Likewise, Logan’s prose was very clear. And you may be saying, “Shouldn’t that be a given?” The answer is yes, but it’s something I saw a LOT of writers in Scene Submissions struggle with. And here, it’s INCREDIBLY important, because we’re talking about an alien world, an alien setting, multiple characters, and a lot of action. It’s easy for a reader to get confused if a writer isn’t doing his job.
My worry here is that the scene (and concept) is too familiar. It’s a lot like a video game (Gears of War for me, and of course, Aliens on the film side), and the lava stuff reminded me of the dreadful CGI ending to Revenge of the Sith. This kind of stuff seems like it shouldn’t matter. But it does. Anyone who reads your script is going to get a little weary if it’s too similar to something else.
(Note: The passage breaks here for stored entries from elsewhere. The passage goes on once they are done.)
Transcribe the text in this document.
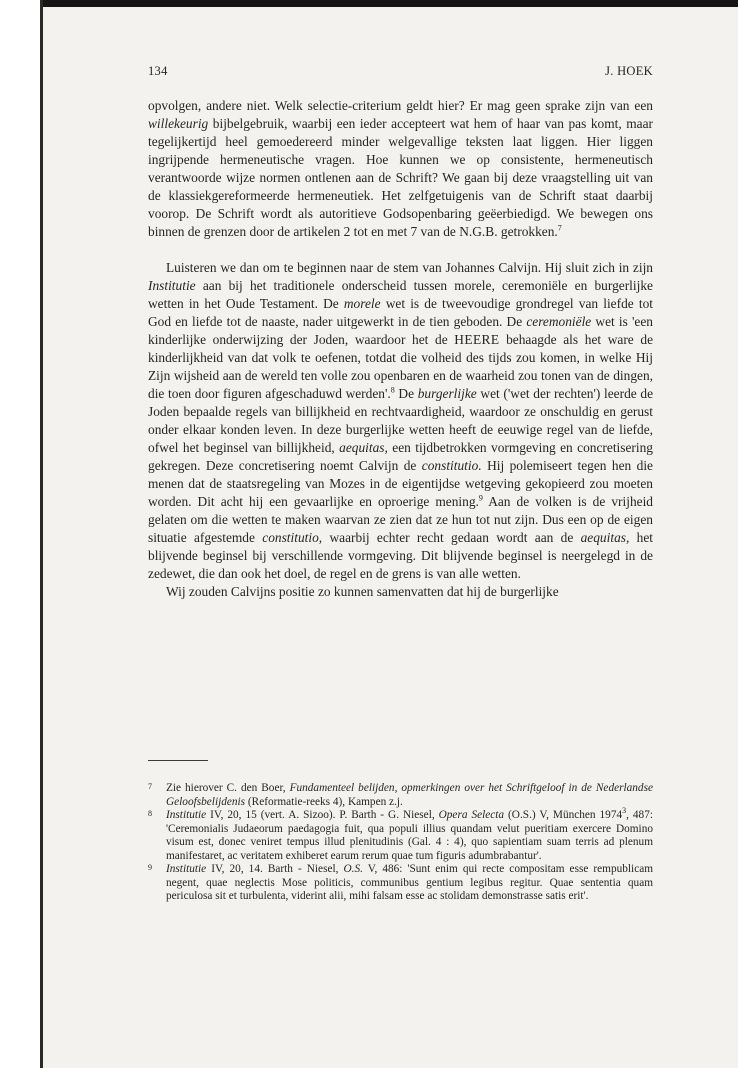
134	J. HOEK

opvolgen, andere niet. Welk selectie-criterium geldt hier? Er mag geen sprake zijn van een willekeurig bijbelgebruik, waarbij een ieder accepteert wat hem of haar van pas komt, maar tegelijkertijd heel gemoedereerd minder welgevallige teksten laat liggen. Hier liggen ingrijpende hermeneutische vragen. Hoe kunnen we op consistente, hermeneutisch verantwoorde wijze normen ontlenen aan de Schrift? We gaan bij deze vraagstelling uit van de klassiekgereformeerde hermeneutiek. Het zelfgetuigenis van de Schrift staat daarbij voorop. De Schrift wordt als autoritieve Godsopenbaring geëerbiedigd. We bewegen ons binnen de grenzen door de artikelen 2 tot en met 7 van de N.G.B. getrokken.$^7$

Luisteren we dan om te beginnen naar de stem van Johannes Calvijn. Hij sluit zich in zijn Institutie aan bij het traditionele onderscheid tussen morele, ceremoniële en burgerlijke wetten in het Oude Testament. De morele wet is de tweevoudige grondregel van liefde tot God en liefde tot de naaste, nader uitgewerkt in de tien geboden. De ceremoniële wet is 'een kinderlijke onderwijzing der Joden, waardoor het de HEERE behaagde als het ware de kinderlijkheid van dat volk te oefenen, totdat die volheid des tijds zou komen, in welke Hij Zijn wijsheid aan de wereld ten volle zou openbaren en de waarheid zou tonen van de dingen, die toen door figuren afgeschaduwd werden'.$^8$ De burgerlijke wet ('wet der rechten') leerde de Joden bepaalde regels van billijkheid en rechtvaardigheid, waardoor ze onschuldig en gerust onder elkaar konden leven. In deze burgerlijke wetten heeft de eeuwige regel van de liefde, ofwel het beginsel van billijkheid, aequitas, een tijdbetrokken vormgeving en concretisering gekregen. Deze concretisering noemt Calvijn de constitutio. Hij polemiseert tegen hen die menen dat de staatsregeling van Mozes in de eigentijdse wetgeving gekopieerd zou moeten worden. Dit acht hij een gevaarlijke en oproerige mening.$^9$ Aan de volken is de vrijheid gelaten om die wetten te maken waarvan ze zien dat ze hun tot nut zijn. Dus een op de eigen situatie afgestemde constitutio, waarbij echter recht gedaan wordt aan de aequitas, het blijvende beginsel bij verschillende vormgeving. Dit blijvende beginsel is neergelegd in de zedewet, die dan ook het doel, de regel en de grens is van alle wetten.

Wij zouden Calvijns positie zo kunnen samenvatten dat hij de burgerlijke

7 Zie hierover C. den Boer, Fundamenteel belijden, opmerkingen over het Schriftgeloof in de Nederlandse Geloofsbelijdenis (Reformatie-reeks 4), Kampen z.j.
8 Institutie IV, 20, 15 (vert. A. Sizoo). P. Barth - G. Niesel, Opera Selecta (O.S.) V, München 1974$^3$, 487: 'Ceremonialis Judaeorum paedagogia fuit, qua populi illius quandam velut pueritiam exercere Domino visum est, donec veniret tempus illud plenitudinis (Gal. 4 : 4), quo sapientiam suam terris ad plenum manifestaret, ac veritatem exhiberet earum rerum quae tum figuris adumbrabantur'.
9 Institutie IV, 20, 14. Barth - Niesel, O.S. V, 486: 'Sunt enim qui recte compositam esse rempublicam negent, quae neglectis Mose politicis, communibus gentium legibus regitur. Quae sententia quam periculosa sit et turbulenta, viderint alii, mihi falsam esse ac stolidam demonstrasse satis erit'.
We want to see originality, something new and different, and that’s not what I got here. When I said earlier, “None of the scenes I read propelled me to want to read the scripts,” for Harbinger, is was that “too familiar” feeling that did it in. I’ve been in this world numerous times already. So why would I want to revisit it?
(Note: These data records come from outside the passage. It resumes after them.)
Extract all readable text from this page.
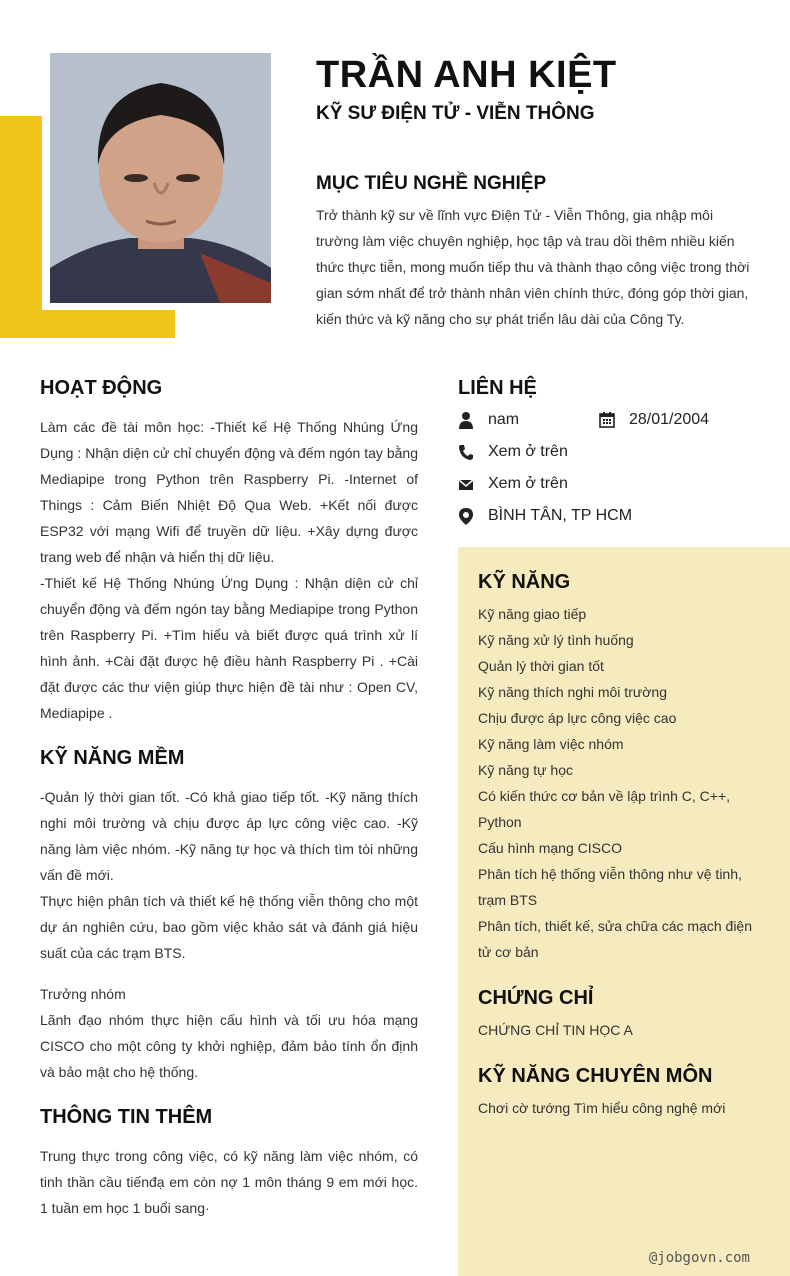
TRẦN ANH KIỆT
KỸ SƯ ĐIỆN TỬ - VIỄN THÔNG
MỤC TIÊU NGHỀ NGHIỆP
Trở thành kỹ sư về lĩnh vực Điện Tử - Viễn Thông, gia nhập môi trường làm việc chuyên nghiệp, học tập và trau dồi thêm nhiều kiến thức thực tiễn, mong muốn tiếp thu và thành thạo công việc trong thời gian sớm nhất để trở thành nhân viên chính thức, đóng góp thời gian, kiến thức và kỹ năng cho sự phát triển lâu dài của Công Ty.
HOẠT ĐỘNG
Làm các đề tài môn học: -Thiết kế Hệ Thống Nhúng Ứng Dụng : Nhận diện cử chỉ chuyển động và đếm ngón tay bằng Mediapipe trong Python trên Raspberry Pi. -Internet of Things : Cảm Biến Nhiệt Độ Qua Web. +Kết nối được ESP32 với mạng Wifi để truyền dữ liệu. +Xây dựng được trang web để nhận và hiển thị dữ liệu.
-Thiết kế Hệ Thống Nhúng Ứng Dụng : Nhận diện cử chỉ chuyển động và đếm ngón tay bằng Mediapipe trong Python trên Raspberry Pi. +Tìm hiểu và biết được quá trình xử lí hình ảnh. +Cài đặt được hệ điều hành Raspberry Pi . +Cài đặt được các thư viện giúp thực hiện đề tài như : Open CV, Mediapipe .
KỸ NĂNG MỀM
-Quản lý thời gian tốt. -Có khả giao tiếp tốt. -Kỹ năng thích nghi môi trường và chịu được áp lực công việc cao. -Kỹ năng làm việc nhóm. -Kỹ năng tự học và thích tìm tòi những vấn đề mới.
Thực hiện phân tích và thiết kế hệ thống viễn thông cho một dự án nghiên cứu, bao gồm việc khảo sát và đánh giá hiệu suất của các trạm BTS.
Trưởng nhóm
Lãnh đạo nhóm thực hiện cấu hình và tối ưu hóa mạng CISCO cho một công ty khởi nghiệp, đảm bảo tính ổn định và bảo mật cho hệ thống.
THÔNG TIN THÊM
Trung thực trong công việc, có kỹ năng làm việc nhóm, có tinh thần cầu tiếnđạ em còn nợ 1 môn tháng 9 em mới học. 1 tuần em học 1 buổi sang·
LIÊN HỆ
nam	28/01/2004
Xem ở trên
Xem ở trên
BÌNH TÂN, TP HCM
KỸ NĂNG
Kỹ năng giao tiếp
Kỹ năng xử lý tình huống
Quản lý thời gian tốt
Kỹ năng thích nghi môi trường
Chịu được áp lực công việc cao
Kỹ năng làm việc nhóm
Kỹ năng tự học
Có kiến thức cơ bản về lập trình C, C++, Python
Cấu hình mạng CISCO
Phân tích hệ thống viễn thông như vệ tinh, trạm BTS
Phân tích, thiết kế, sửa chữa các mạch điện tử cơ bản
CHỨNG CHỈ
CHỨNG CHỈ TIN HỌC A
KỸ NĂNG CHUYÊN MÔN
Chơi cờ tướng Tìm hiểu công nghệ mới
@jobgovn.com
With that said, I might give it 10 pages. Logan has proven he can write a scene. And for that, I have to give him props.
[ ] what the hell did I just read?
[ ] wasn’t for me
[x] worth the read (barely made the cut)
[ ] impressive
[ ] genius
What I learned: I didn’t see this in Logan’s script, but his sparse writing reminded me of it. — Isolate character names during big action sequences to create more of a “vertical” read. A “vertical” read just means that a lot of the text is near the left side of the margin and all the action lines are sparse, allowing a reader’s eyes to fly down the page “vertically”). I don’t like to see this used just anywhere in a script. But it’s a GREAT approach to adapt for action writing. For example, instead of:
Jetson lands hard on the concrete, shaking the room. He spins his gun out of his holster and shoves it into Frank’s face. Frank stares down the barrel of the gun, half an inch from his nose.
Lands hard on the concrete, shaking the room.
He spins his gun out of its holster, SHOVES it into Frank’s face.
Stares down the barrel of the gun, half an inch from his nose.